Never had to call customer service once.


----------



## Humpback (10 Oct 2007)

The 3 tariffs are good, the connection is fine (it's Vodafone really mostly) but their customer service is shocking. The customer service is the worst I've experienced for any telco in the country I've dealt with - Vodafone, 02, Meteor, Eircom, BT Ireland, or NTL.

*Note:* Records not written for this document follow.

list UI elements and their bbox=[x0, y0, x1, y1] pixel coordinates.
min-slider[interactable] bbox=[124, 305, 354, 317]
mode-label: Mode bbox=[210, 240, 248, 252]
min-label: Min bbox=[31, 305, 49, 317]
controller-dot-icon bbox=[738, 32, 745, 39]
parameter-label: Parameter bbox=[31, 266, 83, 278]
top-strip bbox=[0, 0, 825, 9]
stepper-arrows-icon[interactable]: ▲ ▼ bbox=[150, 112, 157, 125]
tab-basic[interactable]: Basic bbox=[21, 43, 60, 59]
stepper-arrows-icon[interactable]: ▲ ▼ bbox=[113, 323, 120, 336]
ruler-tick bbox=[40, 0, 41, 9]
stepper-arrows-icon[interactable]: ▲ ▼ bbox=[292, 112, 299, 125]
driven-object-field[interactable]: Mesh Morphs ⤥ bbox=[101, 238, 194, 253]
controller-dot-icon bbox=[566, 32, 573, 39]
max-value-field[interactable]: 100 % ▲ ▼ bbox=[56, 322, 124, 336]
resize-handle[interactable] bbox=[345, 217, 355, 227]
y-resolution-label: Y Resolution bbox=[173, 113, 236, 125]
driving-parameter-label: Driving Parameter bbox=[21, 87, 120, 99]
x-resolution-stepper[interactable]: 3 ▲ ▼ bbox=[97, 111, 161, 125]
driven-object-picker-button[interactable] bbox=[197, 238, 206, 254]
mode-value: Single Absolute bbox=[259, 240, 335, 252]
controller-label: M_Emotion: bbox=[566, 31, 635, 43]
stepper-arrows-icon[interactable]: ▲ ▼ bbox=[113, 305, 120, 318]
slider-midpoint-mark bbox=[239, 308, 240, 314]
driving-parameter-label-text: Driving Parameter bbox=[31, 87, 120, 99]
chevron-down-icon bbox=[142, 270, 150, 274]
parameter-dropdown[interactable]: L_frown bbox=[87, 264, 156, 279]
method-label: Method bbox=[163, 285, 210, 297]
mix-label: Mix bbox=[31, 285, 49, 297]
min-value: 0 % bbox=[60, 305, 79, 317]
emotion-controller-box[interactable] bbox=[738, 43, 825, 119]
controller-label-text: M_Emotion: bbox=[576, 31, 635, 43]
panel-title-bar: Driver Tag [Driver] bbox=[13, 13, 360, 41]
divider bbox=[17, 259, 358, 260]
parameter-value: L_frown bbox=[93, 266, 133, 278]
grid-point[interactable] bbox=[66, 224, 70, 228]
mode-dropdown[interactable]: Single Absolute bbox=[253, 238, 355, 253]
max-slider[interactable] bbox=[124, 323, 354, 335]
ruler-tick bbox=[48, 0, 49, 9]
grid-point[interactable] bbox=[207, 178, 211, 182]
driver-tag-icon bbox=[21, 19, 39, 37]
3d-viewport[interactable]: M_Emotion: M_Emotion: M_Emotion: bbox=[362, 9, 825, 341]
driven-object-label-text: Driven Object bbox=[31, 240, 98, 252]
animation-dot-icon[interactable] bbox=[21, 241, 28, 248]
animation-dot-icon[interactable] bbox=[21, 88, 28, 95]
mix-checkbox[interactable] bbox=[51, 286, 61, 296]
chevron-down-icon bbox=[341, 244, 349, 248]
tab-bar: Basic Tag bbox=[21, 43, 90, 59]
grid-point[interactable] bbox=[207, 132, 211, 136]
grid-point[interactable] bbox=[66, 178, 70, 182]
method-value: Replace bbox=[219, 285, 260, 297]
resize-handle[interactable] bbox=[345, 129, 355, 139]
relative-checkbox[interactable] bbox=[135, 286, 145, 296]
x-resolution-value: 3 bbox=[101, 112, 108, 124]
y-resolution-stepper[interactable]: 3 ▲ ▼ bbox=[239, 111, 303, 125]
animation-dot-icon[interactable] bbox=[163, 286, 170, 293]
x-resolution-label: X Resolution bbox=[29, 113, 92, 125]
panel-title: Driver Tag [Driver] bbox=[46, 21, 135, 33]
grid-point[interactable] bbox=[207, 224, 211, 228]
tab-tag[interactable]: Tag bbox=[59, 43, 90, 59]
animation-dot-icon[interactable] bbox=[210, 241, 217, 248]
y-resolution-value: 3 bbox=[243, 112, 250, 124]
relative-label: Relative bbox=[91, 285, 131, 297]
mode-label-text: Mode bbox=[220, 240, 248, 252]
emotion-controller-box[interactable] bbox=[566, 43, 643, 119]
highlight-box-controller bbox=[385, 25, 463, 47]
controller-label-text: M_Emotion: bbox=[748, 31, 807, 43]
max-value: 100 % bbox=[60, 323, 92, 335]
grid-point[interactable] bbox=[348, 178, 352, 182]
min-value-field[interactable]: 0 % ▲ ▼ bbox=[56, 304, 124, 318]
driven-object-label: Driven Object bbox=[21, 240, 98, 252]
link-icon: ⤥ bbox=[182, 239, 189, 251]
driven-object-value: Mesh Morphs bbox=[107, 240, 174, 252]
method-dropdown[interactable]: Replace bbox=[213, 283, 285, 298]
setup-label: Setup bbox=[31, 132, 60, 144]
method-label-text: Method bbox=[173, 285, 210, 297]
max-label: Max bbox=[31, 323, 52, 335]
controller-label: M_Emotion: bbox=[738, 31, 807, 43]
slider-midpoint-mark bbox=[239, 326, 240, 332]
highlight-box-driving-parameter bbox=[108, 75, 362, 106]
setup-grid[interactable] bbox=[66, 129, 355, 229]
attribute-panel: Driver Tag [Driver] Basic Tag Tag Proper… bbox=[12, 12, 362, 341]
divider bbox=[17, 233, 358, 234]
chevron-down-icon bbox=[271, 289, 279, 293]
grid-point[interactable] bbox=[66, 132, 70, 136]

I've made similar comments here before about 3, and the day my contract was up, I moved straight to Vodafone. Haven't looked back since - and my bills are smaller as well, so the tariff thing can be worked around as well.


----------



## BobbyFowler (10 Oct 2007)

I think they're the business - was with O2 for ages but the 200 free mins for 25 odd euro decided it for me. Not sure what's on offer now but at the time it was a great deal.  Only needed to use Customer Care twice & got quick answers both times. Got a nice upgrade recently too - Sony Mobile with 1GB Memory Card & it was 25 euro.  No issues with coverage - I'm in Dublin so maybe it's a different story in more remote places.  From what I know, they piggyback off the O2 Network anyway (I could be wrong on that though).  One thing I missed was the Free Web Texts that O2 offered. That was a great facility.  Overall, I'm happy with them anyway.


----------



## dtlyn (11 Oct 2007)

ronan_d_john said:


> The 3 tariffs are good, the connection is fine (it's Vodafone really mostly) but their customer service is shocking. The customer service is the worst I've experienced for any telco in the country I've dealt with - Vodafone, 02, Meteor, Eircom, BT Ireland, or NTL.
> 
> I've made similar comments here before about 3, and the day my contract was up, I moved straight to Vodafone. Haven't looked back since - and my bills are smaller as well, so the tariff thing can be worked around as well.


 
I agree regarding the customer service. Shocking. 

Moved back to Vodafone.


----------



## Technologist (11 Oct 2007)

denise1234 said:


> Hi all,
> Half thinking of changing from Vodafone to 3  Any thoughts/ opinions welcomed! Cheers


Check their roaming agreements with places you might be visiting.

Note that you must use a phone supplied by them

Their wireless broadband mostly sucks.

But, their prices are good.


----------